A complementary anticancer strategy that also targets the endothelium is tumour vascular targeting (Neri and Bicknell, 2005). Destruction of the tumour vasculature, as opposed to the inhibition of new vessel growth, is an established idea that has recently attracted considerable renewed interest. The two approaches may be useful in combination, for example, destroy the tumour vasculature using a vascular targeting agent to elicit tumour collapse and then inhibit regrowth by long-term administration of an antiangiogenic agent.

The ultimate success of any targeted agent will be measured by whether or not it provides clinical benefit to patients. In this respect, the current design of clinical trials involving antiangiogenic agents may be improved by the development of rapid and effective biomarkers to establish drug dosage and monitor clinical response. Miller et al (2005) have recently reviewed the potential and limitations of a wide range of techniques used for imaging of tumour vasculature including positron emission tomography, X-ray computed tomography, magnetic resonance imaging, ultrasound and optical imaging. They also discussed which methods are likely to have the sensitivity and robustness for monitoring responses to cancer therapy and described ways in which imaging has been used in clinical trials to date. Such techniques will be important additional tools for assessing the clinical efficacy of the new drugs being developed.

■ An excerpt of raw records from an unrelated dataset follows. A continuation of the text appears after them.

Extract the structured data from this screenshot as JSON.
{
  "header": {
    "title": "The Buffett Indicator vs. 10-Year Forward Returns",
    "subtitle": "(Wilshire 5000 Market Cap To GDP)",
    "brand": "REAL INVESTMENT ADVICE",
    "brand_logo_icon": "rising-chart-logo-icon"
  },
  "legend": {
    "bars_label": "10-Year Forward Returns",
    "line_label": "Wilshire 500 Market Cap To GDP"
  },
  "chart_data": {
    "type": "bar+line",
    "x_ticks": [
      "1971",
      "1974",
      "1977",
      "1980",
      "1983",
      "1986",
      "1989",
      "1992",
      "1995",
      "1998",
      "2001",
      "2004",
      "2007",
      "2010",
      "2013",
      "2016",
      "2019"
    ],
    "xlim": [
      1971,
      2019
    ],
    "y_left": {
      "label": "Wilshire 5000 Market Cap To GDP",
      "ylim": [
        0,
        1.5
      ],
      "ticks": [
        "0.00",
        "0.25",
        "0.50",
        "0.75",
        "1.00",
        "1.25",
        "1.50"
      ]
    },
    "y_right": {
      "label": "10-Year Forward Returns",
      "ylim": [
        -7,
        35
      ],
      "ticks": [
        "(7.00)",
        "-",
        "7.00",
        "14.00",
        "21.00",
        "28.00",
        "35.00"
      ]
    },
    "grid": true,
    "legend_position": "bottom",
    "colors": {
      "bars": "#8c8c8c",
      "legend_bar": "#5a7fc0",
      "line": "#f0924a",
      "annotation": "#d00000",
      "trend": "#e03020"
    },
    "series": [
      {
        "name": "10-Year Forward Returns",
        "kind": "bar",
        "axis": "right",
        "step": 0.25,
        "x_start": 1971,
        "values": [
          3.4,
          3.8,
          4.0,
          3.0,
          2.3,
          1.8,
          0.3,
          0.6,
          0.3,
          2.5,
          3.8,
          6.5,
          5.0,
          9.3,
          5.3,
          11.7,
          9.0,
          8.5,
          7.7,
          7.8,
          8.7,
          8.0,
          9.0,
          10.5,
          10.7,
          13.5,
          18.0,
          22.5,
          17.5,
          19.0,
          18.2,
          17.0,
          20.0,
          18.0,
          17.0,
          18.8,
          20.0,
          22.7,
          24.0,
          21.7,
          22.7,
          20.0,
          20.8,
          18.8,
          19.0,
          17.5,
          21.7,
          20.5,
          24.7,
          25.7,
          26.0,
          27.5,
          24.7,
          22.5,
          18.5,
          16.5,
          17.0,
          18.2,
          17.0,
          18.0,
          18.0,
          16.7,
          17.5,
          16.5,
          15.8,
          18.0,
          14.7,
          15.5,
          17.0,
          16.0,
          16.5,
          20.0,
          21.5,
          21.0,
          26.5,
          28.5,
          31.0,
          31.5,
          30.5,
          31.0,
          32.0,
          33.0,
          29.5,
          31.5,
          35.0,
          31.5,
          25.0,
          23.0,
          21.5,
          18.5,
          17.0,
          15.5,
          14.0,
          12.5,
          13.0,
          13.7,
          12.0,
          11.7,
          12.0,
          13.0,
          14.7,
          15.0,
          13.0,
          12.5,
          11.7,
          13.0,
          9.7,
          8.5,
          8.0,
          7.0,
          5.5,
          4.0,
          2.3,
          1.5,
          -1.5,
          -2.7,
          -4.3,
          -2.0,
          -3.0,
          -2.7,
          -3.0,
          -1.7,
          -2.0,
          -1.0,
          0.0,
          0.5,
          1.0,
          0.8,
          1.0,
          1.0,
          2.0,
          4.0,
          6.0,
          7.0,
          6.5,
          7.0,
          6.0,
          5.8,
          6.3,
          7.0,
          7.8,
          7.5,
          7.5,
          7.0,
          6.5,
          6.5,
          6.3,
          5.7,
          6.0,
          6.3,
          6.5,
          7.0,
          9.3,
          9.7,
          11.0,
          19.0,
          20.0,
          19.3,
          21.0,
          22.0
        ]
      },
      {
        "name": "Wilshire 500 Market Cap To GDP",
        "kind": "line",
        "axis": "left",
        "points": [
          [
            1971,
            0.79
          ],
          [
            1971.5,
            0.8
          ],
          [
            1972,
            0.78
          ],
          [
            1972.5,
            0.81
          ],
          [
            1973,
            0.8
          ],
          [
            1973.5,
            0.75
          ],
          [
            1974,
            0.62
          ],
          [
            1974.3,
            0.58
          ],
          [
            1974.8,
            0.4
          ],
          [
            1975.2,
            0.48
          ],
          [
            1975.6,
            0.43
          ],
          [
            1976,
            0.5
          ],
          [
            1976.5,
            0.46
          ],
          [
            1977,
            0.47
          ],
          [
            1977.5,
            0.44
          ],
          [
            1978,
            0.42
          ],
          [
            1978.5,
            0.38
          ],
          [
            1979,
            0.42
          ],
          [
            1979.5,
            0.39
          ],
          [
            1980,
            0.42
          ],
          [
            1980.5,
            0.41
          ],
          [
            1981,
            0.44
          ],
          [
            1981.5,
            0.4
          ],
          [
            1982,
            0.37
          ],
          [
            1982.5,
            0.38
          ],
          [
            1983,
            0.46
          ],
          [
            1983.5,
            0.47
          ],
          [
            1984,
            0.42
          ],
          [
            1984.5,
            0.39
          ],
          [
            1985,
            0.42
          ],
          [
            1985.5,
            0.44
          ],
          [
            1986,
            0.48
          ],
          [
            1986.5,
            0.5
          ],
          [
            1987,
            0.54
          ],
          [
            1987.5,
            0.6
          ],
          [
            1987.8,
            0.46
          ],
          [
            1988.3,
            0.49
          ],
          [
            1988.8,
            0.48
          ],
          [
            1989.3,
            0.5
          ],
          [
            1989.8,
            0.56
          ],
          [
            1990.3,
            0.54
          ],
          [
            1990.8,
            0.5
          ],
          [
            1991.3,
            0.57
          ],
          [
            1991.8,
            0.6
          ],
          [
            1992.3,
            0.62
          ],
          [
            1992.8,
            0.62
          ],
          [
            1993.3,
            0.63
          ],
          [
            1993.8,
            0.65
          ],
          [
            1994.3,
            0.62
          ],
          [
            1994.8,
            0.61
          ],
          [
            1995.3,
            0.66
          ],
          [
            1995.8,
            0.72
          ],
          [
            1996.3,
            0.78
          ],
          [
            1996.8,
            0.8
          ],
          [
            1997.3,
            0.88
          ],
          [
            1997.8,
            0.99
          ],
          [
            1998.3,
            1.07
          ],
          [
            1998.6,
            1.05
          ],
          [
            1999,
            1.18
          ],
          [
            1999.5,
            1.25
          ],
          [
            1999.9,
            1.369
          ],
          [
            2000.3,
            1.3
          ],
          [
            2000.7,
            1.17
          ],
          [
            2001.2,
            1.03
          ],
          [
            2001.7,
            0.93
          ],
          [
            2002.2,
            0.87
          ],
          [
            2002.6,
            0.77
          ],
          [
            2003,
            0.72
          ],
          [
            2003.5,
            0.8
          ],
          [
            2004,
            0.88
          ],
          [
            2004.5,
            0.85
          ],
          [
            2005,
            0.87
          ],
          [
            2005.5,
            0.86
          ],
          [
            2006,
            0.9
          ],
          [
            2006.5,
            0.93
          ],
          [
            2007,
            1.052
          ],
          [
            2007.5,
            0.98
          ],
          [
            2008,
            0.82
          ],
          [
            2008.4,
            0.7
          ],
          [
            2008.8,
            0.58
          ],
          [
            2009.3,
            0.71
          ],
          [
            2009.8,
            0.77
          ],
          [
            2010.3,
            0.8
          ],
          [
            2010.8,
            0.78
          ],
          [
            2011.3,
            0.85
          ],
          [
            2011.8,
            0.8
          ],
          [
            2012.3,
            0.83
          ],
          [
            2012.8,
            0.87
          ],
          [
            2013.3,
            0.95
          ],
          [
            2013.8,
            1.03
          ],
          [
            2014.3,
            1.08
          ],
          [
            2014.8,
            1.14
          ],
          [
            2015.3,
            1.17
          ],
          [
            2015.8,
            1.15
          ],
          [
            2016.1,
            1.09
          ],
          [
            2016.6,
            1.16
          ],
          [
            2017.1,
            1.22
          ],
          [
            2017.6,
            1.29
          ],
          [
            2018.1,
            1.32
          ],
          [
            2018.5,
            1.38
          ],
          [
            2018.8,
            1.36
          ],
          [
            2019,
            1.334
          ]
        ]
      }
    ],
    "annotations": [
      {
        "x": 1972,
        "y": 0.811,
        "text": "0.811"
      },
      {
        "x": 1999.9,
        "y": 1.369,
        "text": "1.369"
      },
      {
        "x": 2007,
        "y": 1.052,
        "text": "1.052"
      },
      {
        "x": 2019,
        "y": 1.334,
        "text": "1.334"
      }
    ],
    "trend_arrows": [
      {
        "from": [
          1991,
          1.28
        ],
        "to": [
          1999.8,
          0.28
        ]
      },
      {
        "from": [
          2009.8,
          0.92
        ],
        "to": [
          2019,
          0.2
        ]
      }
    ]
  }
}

The clinical utility of targeted agents is now established for both tumour and tumour blood vessel targets, with a number of agents already approved (Table 1) and others at various stages of clinical development. Nevertheless, challenges remain and several aspects of targeted therapy need to be optimised. These include treatment schedules and use in combination with certain conventional anticancer strategies or other targeted agents, as well as identification of those patients, disease settings and tumour types most likely to respond.